Distributed parallelism within packages/applications

How can I use parallelism (on multiple processes) in a julia application/package?
I have an application (in the Pkg3 sense that is not a package) in which I use pmap.
I tried to load the package with using ParallelTest after doing

using Distributed
addprocs(2)

but I get an error saying that the package is not installed.

Steps to reproduce:

(v0.7) pkg> generate ParallelTest
Generating project ParallelTest:
    ParallelTest\Project.toml
    ParallelTest/src/ParallelTest.jl

shell> cd ParallelTest
C:\Users\memo\Documents\julia\ParallelTest

(v0.7) pkg> activate .

julia> using Distributed

julia> addprocs(2)
2-element Array{Int64,1}:
 2
 3

julia> using ParallelTest
[ Info: Precompiling ParallelTest [0e712700-ac5e-11e8-3696-ef47f8f04c4e]
ERROR: On worker 2:
ArgumentError: Package ParallelTest [0e712700-ac5e-11e8-3696-ef47f8f04c4e] is required but does not seem to be installed:
 - Run `Pkg.instantiate()` to install all recorded dependencies.

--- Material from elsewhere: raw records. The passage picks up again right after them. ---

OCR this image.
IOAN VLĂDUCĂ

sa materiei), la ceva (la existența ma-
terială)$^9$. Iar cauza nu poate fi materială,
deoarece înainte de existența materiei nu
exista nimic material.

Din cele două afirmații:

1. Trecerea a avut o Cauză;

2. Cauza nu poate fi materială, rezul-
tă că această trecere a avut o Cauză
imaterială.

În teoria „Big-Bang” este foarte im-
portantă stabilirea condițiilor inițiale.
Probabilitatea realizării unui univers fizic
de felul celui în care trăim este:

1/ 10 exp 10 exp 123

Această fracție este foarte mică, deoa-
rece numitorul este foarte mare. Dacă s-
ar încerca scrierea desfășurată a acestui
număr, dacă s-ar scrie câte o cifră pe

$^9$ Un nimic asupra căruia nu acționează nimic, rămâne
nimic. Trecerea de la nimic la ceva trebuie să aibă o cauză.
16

_require at .\loading.jl:923
require at .\loading.jl:852
#2 at C:\cygwin\home\Administrator\buildbot\worker\package_win64\build\usr\share\julia\stdlib\v0.7\Distributed\src\Distributed.jl:77
#116 at C:\cygwin\home\Administrator\buildbot\worker\package_win64\build\usr\share\julia\stdlib\v0.7\Distributed\src\process_messages.jl:276
run_work_thunk at C:\cygwin\home\Administrator\buildbot\worker\package_win64\build\usr\share\julia\stdlib\v0.7\Distributed\src\process_messages.jl:56
run_work_thunk at C:\cygwin\home\Administrator\buildbot\worker\package_win64\build\usr\share\julia\stdlib\v0.7\Distributed\src\process_messages.jl:65
#102 at .\task.jl:262
#remotecall_wait#154(::Base.Iterators.Pairs{Union{},Union{},Tuple{},NamedTuple{(),Tuple{}}}, ::Function, ::Function, ::Distributed.Worker) at C:\cygwin\home\Administrator\buildbot\worker\package_win64\build\usr\share\julia\stdlib\v0.7\Distributed\src\remotecall.jl:407
remotecall_wait(::Function, ::Distributed.Worker) at C:\cygwin\home\Administrator\buildbot\worker\package_win64\build\usr\share\julia\stdlib\v0.7\Distributed\src\remotecall.jl:398
#remotecall_wait#157(::Base.Iterators.Pairs{Union{},Union{},Tuple{},NamedTuple{(),Tuple{}}}, ::Function, ::Function, ::Int64) at C:\cygwin\home\Administrator\buildbot\worker\package_win64\build\usr\share\julia\stdlib\v0.7\Distributed\src\remotecall.jl:419
remotecall_wait(::Function, ::Int64) at C:\cygwin\home\Administrator\buildbot\worker\package_win64\build\usr\share\julia\stdlib\v0.7\Distributed\src\remotecall.jl:419
(::getfield(Distributed, Symbol("##1#3")){Base.PkgId})() at .\task.jl:262

...and 1 more exception(s).

Stacktrace:
 [1] sync_end(::Array{Any,1}) at .\task.jl:229
 [2] macro expansion at C:\cygwin\home\Administrator\buildbot\worker\package_win64\build\usr\share\julia\stdlib\v0.7\Distributed\src\Distributed.jl:75 [inlined]
 [3] macro expansion at .\task.jl:247 [inlined]
 [4] _require_callback(::Base.PkgId) at C:\cygwin\home\Administrator\buildbot\worker\package_win64\build\usr\share\julia\stdlib\v0.7\Distributed\src\Distributed.jl:74
 [5] #invokelatest#1 at .\essentials.jl:691 [inlined]
 [6] invokelatest at .\essentials.jl:690 [inlined]
 [7] require(::Base.PkgId) at .\loading.jl:855
 [8] macro expansion at .\logging.jl:311 [inlined]
 [9] require(::Module, ::Symbol) at .\loading.jl:834
1 Like
using Distributed
addprocs(2)
@everywhere using Pkg
@everywhere Pkg.activate(".")
@everywhere using ParallelTest

should do the trick. But I don’t know whether this is the best way to solve your Problem.

2 Likes

If all you want is use a method from Paralleltest containing pmap on your main process, you have to do using Paralleltest before adding processes. The second process doesn’t need Paralleltest per se, but it needs the function given to it:

help?> pmap
Search: pmap promote_shape typemax PermutedDimsArray process_messages

  pmap(f, [::AbstractWorkerPool], c...; distributed=true, batch_size=1, on_error=nothing, retry_delays=[], retry_check=nothing) -> collection

  Transform collection c by applying f to each element using available workers and tasks.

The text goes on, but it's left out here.